A ce stade, il existe rarement un traitement autre que symptomatique, ou un vaccin. Il s’agit donc d’une approche lourde et exigeante qui a fini par faire ses preuves lors de la récente épidémie d’infection par le virus Ebola, même si elle a ses limites et si son évaluation est difficile. Ces épisodes d’émergences récentes ont aussi été l’occasion de l’évaluation de nouvelles approches ou d’approches revisitées, telles l’utilisation de drogues antivirales, seules ou en combinaison (20).
Ils ont mis en évidence de nombreux sujets éthiques : éthique des études et essais cliniques sur des populations fragilisées en situation d’urgence, équité vis-à-vis des médecins et scientifiques nationaux lors d’interventions internationales.
L’épidémie d’infection par le virus Ebola en Afrique de l’Ouest et la récente épidémie d’infection à virus Zika au Brésil ont reposé de manière aiguë, après le SIDA et d’autres infections émergentes, le problème de la place de la vaccination dans le contrôle global d’une épidémie ou d’une pandémie. Si l’on observe les grandes émergences récentes, aucune n’a été contrôlée par un vaccin. Même dans le cas de la pandémie de grippe H1N1 de 2009, le rôle réel du vaccin - très rapidement développé - dans la régression de la pandémie est difficile à cerner. Peut-on viser à l’élimination d’une maladie transmissible sans un vaccin efficace ? Le paradigme "émergent" pour le contrôle des maladies infectieuses émergentes doit prendre en compte la nécessité de faire l’impasse – au moins au début – sur ce vaccin. Il implique, comme déjà vu, la combinaison d’un diagnostic précoce par des outils adaptés et robustes au chevet du patient (POC), la modélisation des étapes précoces de l’épidémie, la mise en place rapide de mesures de base de santé publique, en particulier un isolement raisonné et efficace et dans certains cas des traitements - même moyennement efficaces pouvant diminuer la charge virale, donc le niveau de transmission et casser ainsi la chaîne épidémique.
La disponibilité rapide d’un vaccin permettrait alors de prendre en compte la prévention de la transition pandémique de l’épidémie ou sa réémergence ultérieure.
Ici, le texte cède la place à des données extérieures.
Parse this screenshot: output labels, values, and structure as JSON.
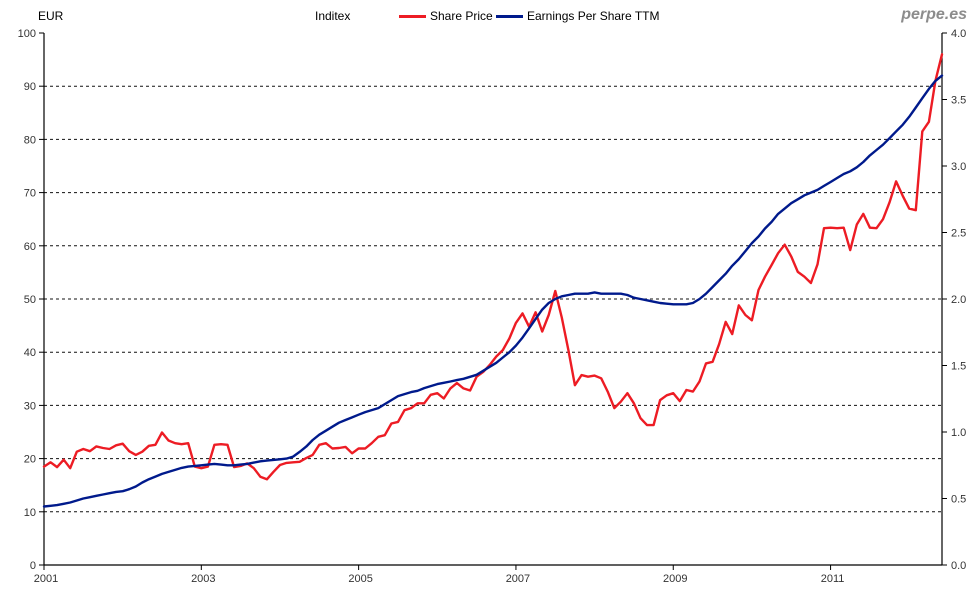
{
  "header": {
    "axis_unit_label": "EUR",
    "title": "Inditex",
    "watermark": "perpe.es"
  },
  "legend": [
    {
      "label": "Share Price",
      "color": "#ed1c24"
    },
    {
      "label": "Earnings Per Share TTM",
      "color": "#001a8c"
    }
  ],
  "chart_data": {
    "type": "line",
    "title": "Inditex",
    "x_unit": "monthly, Jan 2001 to mid 2012",
    "x_tick_labels": [
      "2001",
      "2003",
      "2005",
      "2007",
      "2009",
      "2011"
    ],
    "x_years_per_label_gap": 2,
    "left_axis": {
      "title": "EUR",
      "min": 0,
      "max": 100,
      "tick_step": 10,
      "tick_labels": [
        "0",
        "10",
        "20",
        "30",
        "40",
        "50",
        "60",
        "70",
        "80",
        "90",
        "100"
      ]
    },
    "right_axis": {
      "min": 0.0,
      "max": 4.0,
      "tick_step": 0.5,
      "tick_labels": [
        "0.0",
        "0.5",
        "1.0",
        "1.5",
        "2.0",
        "2.5",
        "3.0",
        "3.5",
        "4.0"
      ]
    },
    "grid": "horizontal dashed black lines at left-axis steps of 10",
    "legend_position": "top-center",
    "series": [
      {
        "name": "Share Price",
        "axis": "left",
        "color": "#ed1c24",
        "values": [
          18.5,
          19.3,
          18.4,
          19.8,
          18.2,
          21.3,
          21.8,
          21.4,
          22.3,
          22.0,
          21.8,
          22.5,
          22.8,
          21.4,
          20.7,
          21.3,
          22.4,
          22.6,
          24.9,
          23.4,
          22.9,
          22.7,
          22.9,
          18.5,
          18.2,
          18.5,
          22.6,
          22.7,
          22.6,
          18.4,
          18.6,
          19.1,
          18.2,
          16.6,
          16.1,
          17.5,
          18.8,
          19.2,
          19.3,
          19.4,
          20.1,
          20.7,
          22.6,
          22.9,
          21.9,
          22.0,
          22.2,
          21.0,
          21.9,
          21.9,
          22.9,
          24.1,
          24.4,
          26.6,
          26.9,
          29.1,
          29.5,
          30.4,
          30.4,
          32.0,
          32.3,
          31.3,
          33.2,
          34.2,
          33.2,
          32.8,
          35.4,
          36.3,
          37.6,
          39.2,
          40.4,
          42.6,
          45.5,
          47.3,
          44.8,
          47.5,
          43.9,
          47.0,
          51.5,
          46.5,
          40.4,
          33.8,
          35.7,
          35.4,
          35.6,
          35.1,
          32.6,
          29.5,
          30.7,
          32.3,
          30.4,
          27.6,
          26.3,
          26.3,
          31.0,
          31.9,
          32.3,
          30.8,
          32.9,
          32.6,
          34.5,
          37.9,
          38.2,
          41.5,
          45.7,
          43.4,
          48.8,
          47.0,
          46.0,
          51.7,
          54.2,
          56.4,
          58.6,
          60.2,
          58.0,
          55.1,
          54.2,
          53.0,
          56.5,
          63.3,
          63.4,
          63.3,
          63.4,
          59.2,
          64.0,
          66.0,
          63.4,
          63.3,
          65.0,
          68.2,
          72.1,
          69.4,
          67.0,
          66.7,
          81.5,
          83.3,
          91.0,
          96.0
        ]
      },
      {
        "name": "Earnings Per Share TTM",
        "axis": "right",
        "color": "#001a8c",
        "values": [
          0.44,
          0.445,
          0.45,
          0.46,
          0.47,
          0.485,
          0.5,
          0.51,
          0.52,
          0.53,
          0.54,
          0.55,
          0.555,
          0.57,
          0.59,
          0.62,
          0.645,
          0.665,
          0.685,
          0.7,
          0.715,
          0.73,
          0.74,
          0.745,
          0.75,
          0.755,
          0.76,
          0.755,
          0.75,
          0.75,
          0.755,
          0.76,
          0.77,
          0.78,
          0.785,
          0.79,
          0.795,
          0.8,
          0.815,
          0.85,
          0.89,
          0.94,
          0.98,
          1.01,
          1.04,
          1.07,
          1.09,
          1.11,
          1.13,
          1.15,
          1.165,
          1.18,
          1.21,
          1.24,
          1.27,
          1.285,
          1.3,
          1.31,
          1.33,
          1.345,
          1.36,
          1.37,
          1.38,
          1.39,
          1.4,
          1.415,
          1.43,
          1.46,
          1.49,
          1.52,
          1.56,
          1.6,
          1.65,
          1.71,
          1.78,
          1.85,
          1.92,
          1.97,
          2.0,
          2.02,
          2.03,
          2.04,
          2.04,
          2.04,
          2.05,
          2.04,
          2.04,
          2.04,
          2.04,
          2.03,
          2.01,
          2.0,
          1.99,
          1.98,
          1.97,
          1.965,
          1.96,
          1.96,
          1.96,
          1.97,
          2.0,
          2.04,
          2.09,
          2.14,
          2.19,
          2.25,
          2.3,
          2.36,
          2.42,
          2.47,
          2.53,
          2.58,
          2.64,
          2.68,
          2.72,
          2.75,
          2.78,
          2.8,
          2.82,
          2.85,
          2.88,
          2.91,
          2.94,
          2.96,
          2.99,
          3.03,
          3.08,
          3.12,
          3.16,
          3.21,
          3.26,
          3.31,
          3.37,
          3.44,
          3.51,
          3.58,
          3.64,
          3.68
        ]
      }
    ]
  }
}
La combinaison de l’identification rapide de sujets convalescents voire naturellement résistants combinée à une approche immunologique récente visant à immortaliser les lymphocytes B mémoire de ces patients, les immortaliser et identifier ceux produisant les anticorps les plus puissamment neutralisants ouvre la possibilité de développer en urgence une sérothérapie combinant plusieurs de ces anticorps et parallèlement d’identifier les antigènes/épitopes les plus efficacement protecteurs, accélérant ainsi le développement d’un vaccin (21). Cette approche est très prometteuse dans un nombre croissant de situations incluant la recherche d’un vaccin cross-sérotypique pour le virus de la grippe, les virus Zika, CMV, rabique, Ebola et MERS.